Senadores e especialistas divergem sobre regras para uso de armas
O debate foi promovido com a intenção de esclarecer dúvidas dos parlamentares em relação ao projeto de lei em tramitação no colegiado que muda as regras sobre registro, posse e venda de armas de fogo e munição (PL 3.713/2019)
O senador Flávio Bolsonaro (entre Michele dos Ramos e Luciano Leite) comandou o debate
Reunidos em audiência pública da Comissão de Constituição e Justiça (CCJ), nesta quarta-feira (19), especialistas e senadores ainda não chegaram a um consenso sobre a política a ser adotada para a regulação de armas e munições no país. O debate foi promovido com a intenção de esclarecer dúvidas dos parlamentares em relação ao projeto de lei em tramitação no colegiado que muda as regras sobre registro, posse e venda de armas de fogo e munição (PL 3.713/2019). A proposta já esteve na pauta da CCJ, em março, mas a votação foi adiada para que o texto pudesse ser debatido em audiência pública.
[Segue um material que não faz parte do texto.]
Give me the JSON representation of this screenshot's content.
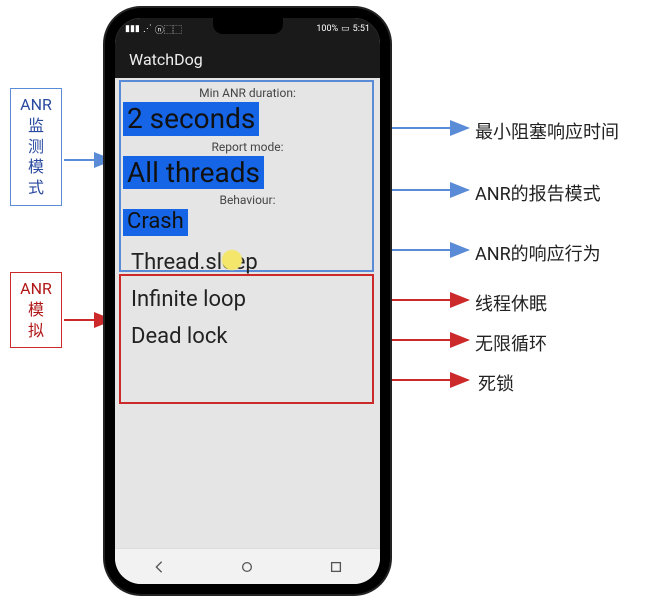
{
  "status_bar": {
    "signal": "▮▮▮",
    "wifi": "⋰",
    "icons": "ⓝ⬚⬚",
    "battery": "100%",
    "battery_icon": "▭",
    "time": "5:51"
  },
  "app": {
    "title": "WatchDog"
  },
  "monitor": {
    "duration_label": "Min ANR duration:",
    "duration_value": "2 seconds",
    "report_label": "Report mode:",
    "report_value": "All threads",
    "behaviour_label": "Behaviour:",
    "behaviour_value": "Crash"
  },
  "simulate": {
    "item1": "Thread.sleep",
    "item2": "Infinite loop",
    "item3": "Dead lock"
  },
  "annotations": {
    "left_top": "ANR\n监\n测\n模\n式",
    "left_bottom": "ANR\n模\n拟",
    "right1": "最小阻塞响应时间",
    "right2": "ANR的报告模式",
    "right3": "ANR的响应行为",
    "right4": "线程休眠",
    "right5": "无限循环",
    "right6": "死锁"
  },
  "colors": {
    "blue": "#5a8bd6",
    "red": "#cc2a2a",
    "highlight": "#1565e6"
  }
}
Enquanto a maioria dos senadores presentes na audiência e parte dos especialistas defenderam as regras anteriores, estabelecidas por meio de portarias editadas pelo ex-presidente da República, Jair Bolsonaro, outros participantes alertaram para a necessidade de se estabelecer um novo mecanismo, mais moderno e integrado, capaz de controlar e fiscalizar o acesso às armas legais no Brasil.
No início de 2023, o atual governo publicou o Decreto 11.366, que suspendeu os registros para a aquisição e transferência de armas e de munições de uso restrito por caçadores, colecionadores, atiradores e particulares (CACs). O decreto também restringiu os quantitativos de aquisição de armas e de munições de uso permitido, além de suspender as concessões de novos registros de clubes e de escolas de tiro, de colecionadores, de atiradores e de caçadores. Enquanto isso, o governo criou um Grupo de Trabalho (GT) com vistas à apresentação uma proposta de regulamentação do Estatuto do Desarmamento (Lei 10.826, de 2003) e a reestruturação da política de controle de armas no Brasil.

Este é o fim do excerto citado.